Update: Well, despite her misgivings, Ellen Segal Huvelle of the Federal District Court in DC has approved the $75 million settlement between Citigroup and the Securities and Exchange Commission, The New York Times reports.
That said, Huvelle made a few stipulations:But Judge Ellen Segal Huvelle of the Federal District Court for the District of Columbia told lawyers for the government that she wanted the S.E.C. to certify that the remedies Citigroup claimed to have put in place to prevent a similar failure were adequate and would remain for a given period of time.
The judge also directed that the settlement agreement be reworded to make clear that the $75 million would be used to compensate shareholders who had suffered losses because of Citigroup’s misstatements, and she told the S.E.C. and the bank to return in two weeks with new language that did that.
One gets the sense that Ellen Segal Huvelle, the presiding judge in the Security and Exchange Commission’s lawsuit against Citigroup, isn’t angry with the regulator and the bank, just disappointed.
Huvelle’s latest complaint has to do with the safeguards Citigroup says it’s put in place to prevent the kind of behavior that got it in trouble in the first place, Reuters reports.

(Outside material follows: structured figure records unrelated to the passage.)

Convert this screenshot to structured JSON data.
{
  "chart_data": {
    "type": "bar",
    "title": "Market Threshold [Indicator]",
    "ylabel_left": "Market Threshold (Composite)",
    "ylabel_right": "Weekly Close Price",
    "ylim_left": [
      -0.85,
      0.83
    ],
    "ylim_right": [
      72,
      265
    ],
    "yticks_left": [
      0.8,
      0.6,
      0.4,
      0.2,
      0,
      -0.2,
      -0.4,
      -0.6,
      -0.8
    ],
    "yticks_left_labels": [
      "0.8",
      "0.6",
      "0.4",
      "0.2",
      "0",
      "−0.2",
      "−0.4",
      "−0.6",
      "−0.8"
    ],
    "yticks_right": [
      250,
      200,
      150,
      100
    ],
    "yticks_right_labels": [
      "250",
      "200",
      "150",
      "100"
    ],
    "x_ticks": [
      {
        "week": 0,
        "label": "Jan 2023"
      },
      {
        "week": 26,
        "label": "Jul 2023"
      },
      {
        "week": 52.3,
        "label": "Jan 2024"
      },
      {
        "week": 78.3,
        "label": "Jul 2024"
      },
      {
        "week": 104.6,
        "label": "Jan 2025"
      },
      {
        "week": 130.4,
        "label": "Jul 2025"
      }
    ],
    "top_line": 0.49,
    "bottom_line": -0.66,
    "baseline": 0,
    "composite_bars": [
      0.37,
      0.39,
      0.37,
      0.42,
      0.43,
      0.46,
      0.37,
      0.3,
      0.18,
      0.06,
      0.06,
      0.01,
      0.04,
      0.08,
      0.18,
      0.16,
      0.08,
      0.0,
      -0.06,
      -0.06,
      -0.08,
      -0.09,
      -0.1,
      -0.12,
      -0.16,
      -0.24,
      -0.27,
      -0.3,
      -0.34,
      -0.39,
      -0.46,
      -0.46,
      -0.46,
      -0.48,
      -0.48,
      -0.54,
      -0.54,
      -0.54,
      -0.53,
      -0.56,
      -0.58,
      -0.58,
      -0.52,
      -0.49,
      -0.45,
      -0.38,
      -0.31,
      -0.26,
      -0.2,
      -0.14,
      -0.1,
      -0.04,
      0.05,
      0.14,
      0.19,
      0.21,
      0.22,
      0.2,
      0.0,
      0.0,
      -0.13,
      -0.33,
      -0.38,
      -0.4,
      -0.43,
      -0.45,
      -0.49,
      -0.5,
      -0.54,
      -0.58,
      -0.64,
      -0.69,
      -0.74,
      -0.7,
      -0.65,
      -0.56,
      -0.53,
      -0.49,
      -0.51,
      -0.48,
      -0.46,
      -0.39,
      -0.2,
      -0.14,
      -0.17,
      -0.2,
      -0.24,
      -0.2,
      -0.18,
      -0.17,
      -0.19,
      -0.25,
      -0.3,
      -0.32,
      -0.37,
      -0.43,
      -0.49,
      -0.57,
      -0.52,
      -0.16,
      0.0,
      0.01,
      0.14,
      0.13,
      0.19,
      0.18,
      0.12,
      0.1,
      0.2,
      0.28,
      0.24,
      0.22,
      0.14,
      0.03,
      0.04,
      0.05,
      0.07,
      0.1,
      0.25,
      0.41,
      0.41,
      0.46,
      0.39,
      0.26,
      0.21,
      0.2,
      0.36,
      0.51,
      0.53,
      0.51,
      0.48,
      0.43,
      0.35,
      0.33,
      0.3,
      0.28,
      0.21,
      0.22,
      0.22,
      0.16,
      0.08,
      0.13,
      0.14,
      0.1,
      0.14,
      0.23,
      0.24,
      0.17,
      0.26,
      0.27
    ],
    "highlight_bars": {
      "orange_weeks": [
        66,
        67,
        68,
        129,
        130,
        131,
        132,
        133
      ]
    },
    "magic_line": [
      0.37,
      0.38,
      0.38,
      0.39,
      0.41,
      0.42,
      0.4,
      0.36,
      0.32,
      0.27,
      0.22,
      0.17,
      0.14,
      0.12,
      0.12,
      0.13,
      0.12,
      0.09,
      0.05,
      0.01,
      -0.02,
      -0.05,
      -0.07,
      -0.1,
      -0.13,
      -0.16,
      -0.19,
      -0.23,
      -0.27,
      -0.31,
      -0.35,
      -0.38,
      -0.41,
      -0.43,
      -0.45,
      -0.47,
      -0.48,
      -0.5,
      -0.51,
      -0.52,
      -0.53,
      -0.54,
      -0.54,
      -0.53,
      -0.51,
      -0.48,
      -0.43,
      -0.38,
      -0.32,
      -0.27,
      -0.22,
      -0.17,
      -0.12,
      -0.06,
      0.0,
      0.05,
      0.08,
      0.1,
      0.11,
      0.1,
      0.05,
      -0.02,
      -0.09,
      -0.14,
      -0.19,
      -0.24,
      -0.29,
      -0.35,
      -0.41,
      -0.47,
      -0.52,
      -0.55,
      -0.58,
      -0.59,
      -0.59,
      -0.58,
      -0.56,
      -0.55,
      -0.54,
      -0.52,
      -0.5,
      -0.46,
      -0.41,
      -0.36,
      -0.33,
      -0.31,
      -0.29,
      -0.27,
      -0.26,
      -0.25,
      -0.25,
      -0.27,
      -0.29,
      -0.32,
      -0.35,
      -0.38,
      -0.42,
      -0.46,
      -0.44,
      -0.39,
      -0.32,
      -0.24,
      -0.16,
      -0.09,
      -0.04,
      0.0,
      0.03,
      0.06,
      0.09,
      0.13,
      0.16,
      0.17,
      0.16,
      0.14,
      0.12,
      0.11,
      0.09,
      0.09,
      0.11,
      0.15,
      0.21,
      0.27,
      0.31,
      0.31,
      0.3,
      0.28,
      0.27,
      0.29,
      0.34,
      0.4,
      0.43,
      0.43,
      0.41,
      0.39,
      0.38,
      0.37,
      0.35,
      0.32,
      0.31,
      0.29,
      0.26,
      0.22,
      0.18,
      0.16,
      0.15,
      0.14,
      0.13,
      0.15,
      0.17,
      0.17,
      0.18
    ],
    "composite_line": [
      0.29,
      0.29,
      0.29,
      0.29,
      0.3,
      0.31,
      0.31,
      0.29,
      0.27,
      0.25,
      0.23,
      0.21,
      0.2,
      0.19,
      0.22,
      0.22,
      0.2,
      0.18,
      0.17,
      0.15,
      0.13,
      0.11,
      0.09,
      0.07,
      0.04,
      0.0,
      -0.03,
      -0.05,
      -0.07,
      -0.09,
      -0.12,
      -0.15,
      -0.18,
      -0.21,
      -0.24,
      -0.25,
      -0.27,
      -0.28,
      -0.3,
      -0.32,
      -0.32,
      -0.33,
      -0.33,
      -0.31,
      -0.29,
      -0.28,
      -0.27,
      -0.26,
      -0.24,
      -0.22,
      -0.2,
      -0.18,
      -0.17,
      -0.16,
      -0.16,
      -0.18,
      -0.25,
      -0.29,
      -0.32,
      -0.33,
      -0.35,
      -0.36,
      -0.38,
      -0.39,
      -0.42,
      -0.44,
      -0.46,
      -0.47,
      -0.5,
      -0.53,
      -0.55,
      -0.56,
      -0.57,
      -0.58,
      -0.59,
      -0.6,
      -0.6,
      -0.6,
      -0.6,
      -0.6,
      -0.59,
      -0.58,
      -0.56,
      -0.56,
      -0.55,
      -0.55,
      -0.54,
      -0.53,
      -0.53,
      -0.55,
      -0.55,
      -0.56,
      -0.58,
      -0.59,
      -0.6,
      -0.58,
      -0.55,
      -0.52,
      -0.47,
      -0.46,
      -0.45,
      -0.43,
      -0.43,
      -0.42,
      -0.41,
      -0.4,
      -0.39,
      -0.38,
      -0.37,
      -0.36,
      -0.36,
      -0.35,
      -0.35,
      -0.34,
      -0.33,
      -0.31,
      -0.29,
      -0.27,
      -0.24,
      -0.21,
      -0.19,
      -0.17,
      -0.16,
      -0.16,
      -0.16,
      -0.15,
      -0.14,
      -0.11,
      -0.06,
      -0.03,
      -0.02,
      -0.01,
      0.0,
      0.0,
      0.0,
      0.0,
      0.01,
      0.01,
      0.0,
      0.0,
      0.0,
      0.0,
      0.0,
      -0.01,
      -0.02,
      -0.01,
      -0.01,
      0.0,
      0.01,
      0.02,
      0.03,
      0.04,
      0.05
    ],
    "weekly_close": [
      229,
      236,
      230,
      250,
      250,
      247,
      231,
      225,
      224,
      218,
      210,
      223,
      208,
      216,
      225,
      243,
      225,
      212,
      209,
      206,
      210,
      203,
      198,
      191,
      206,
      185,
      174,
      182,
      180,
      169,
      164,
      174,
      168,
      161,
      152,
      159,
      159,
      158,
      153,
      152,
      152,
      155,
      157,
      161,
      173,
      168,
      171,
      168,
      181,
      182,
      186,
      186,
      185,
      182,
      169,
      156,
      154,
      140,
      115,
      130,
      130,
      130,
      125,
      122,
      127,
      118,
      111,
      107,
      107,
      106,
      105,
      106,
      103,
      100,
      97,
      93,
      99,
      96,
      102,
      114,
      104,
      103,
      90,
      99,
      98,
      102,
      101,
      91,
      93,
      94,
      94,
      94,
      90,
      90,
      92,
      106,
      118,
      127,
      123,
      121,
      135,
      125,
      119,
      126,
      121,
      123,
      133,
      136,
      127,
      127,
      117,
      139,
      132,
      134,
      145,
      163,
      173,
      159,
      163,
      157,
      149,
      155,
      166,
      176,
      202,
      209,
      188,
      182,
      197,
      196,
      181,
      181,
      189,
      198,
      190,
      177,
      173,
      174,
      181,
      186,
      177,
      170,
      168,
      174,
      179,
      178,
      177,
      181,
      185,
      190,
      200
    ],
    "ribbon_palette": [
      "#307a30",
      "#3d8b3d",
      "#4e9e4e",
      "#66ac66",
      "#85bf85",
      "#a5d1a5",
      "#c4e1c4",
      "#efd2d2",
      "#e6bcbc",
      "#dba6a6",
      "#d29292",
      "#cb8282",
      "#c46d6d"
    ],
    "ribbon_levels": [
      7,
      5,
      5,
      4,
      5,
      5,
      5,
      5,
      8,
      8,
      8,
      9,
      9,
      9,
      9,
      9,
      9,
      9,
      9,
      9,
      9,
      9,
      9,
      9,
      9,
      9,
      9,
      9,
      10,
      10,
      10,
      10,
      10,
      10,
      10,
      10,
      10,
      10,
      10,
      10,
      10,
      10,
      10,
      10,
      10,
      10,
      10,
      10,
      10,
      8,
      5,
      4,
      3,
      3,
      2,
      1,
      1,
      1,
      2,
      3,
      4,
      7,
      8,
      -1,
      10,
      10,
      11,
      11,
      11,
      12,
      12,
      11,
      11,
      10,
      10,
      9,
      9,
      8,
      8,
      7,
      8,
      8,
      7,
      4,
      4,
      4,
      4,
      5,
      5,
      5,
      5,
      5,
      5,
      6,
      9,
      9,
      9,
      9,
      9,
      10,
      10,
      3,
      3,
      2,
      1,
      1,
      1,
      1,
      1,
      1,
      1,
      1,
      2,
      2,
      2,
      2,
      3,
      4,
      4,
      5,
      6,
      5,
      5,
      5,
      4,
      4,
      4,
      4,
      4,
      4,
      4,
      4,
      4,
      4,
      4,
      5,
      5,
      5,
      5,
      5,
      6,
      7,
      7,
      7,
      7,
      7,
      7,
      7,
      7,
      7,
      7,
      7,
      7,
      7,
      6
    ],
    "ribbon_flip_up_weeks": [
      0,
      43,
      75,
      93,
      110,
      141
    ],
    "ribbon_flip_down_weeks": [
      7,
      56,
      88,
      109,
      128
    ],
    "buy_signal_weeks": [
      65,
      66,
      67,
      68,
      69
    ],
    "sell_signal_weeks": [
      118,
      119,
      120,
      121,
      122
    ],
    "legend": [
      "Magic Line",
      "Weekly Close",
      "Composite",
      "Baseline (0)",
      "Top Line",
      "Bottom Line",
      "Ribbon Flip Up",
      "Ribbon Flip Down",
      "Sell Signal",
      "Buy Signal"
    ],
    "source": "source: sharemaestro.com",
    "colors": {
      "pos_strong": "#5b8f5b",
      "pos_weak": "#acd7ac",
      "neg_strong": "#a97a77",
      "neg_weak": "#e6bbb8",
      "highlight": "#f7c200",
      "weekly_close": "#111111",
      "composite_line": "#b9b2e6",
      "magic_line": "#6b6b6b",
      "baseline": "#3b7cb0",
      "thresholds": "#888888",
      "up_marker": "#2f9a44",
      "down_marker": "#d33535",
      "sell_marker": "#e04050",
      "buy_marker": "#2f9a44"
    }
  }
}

The SEC accuses Citi of failure to properly disclose to shareholders the increasing toxicity of its subprime assets in 2007. She would like more reassurance that the megabank’s disclosure system has improved, so investors don’t get ripped off in the future.
“There’s nothing in here to address a flawed system; not a thing,” she said today.
As for the proposed $75 million penalty, Huvelle appears to have come to terms with it, even though she’d previously faulted it for imposing an unfair burden on current shareholders and failing to adequately punish the people who were in charge at the time. She now thinks it “may be reasonable.”
It’s hard to imagine Huvelle would ever find the settlement ultra-compelling. Perhaps lawyers for Citigroup and the SEC can simply annoy her into approving it.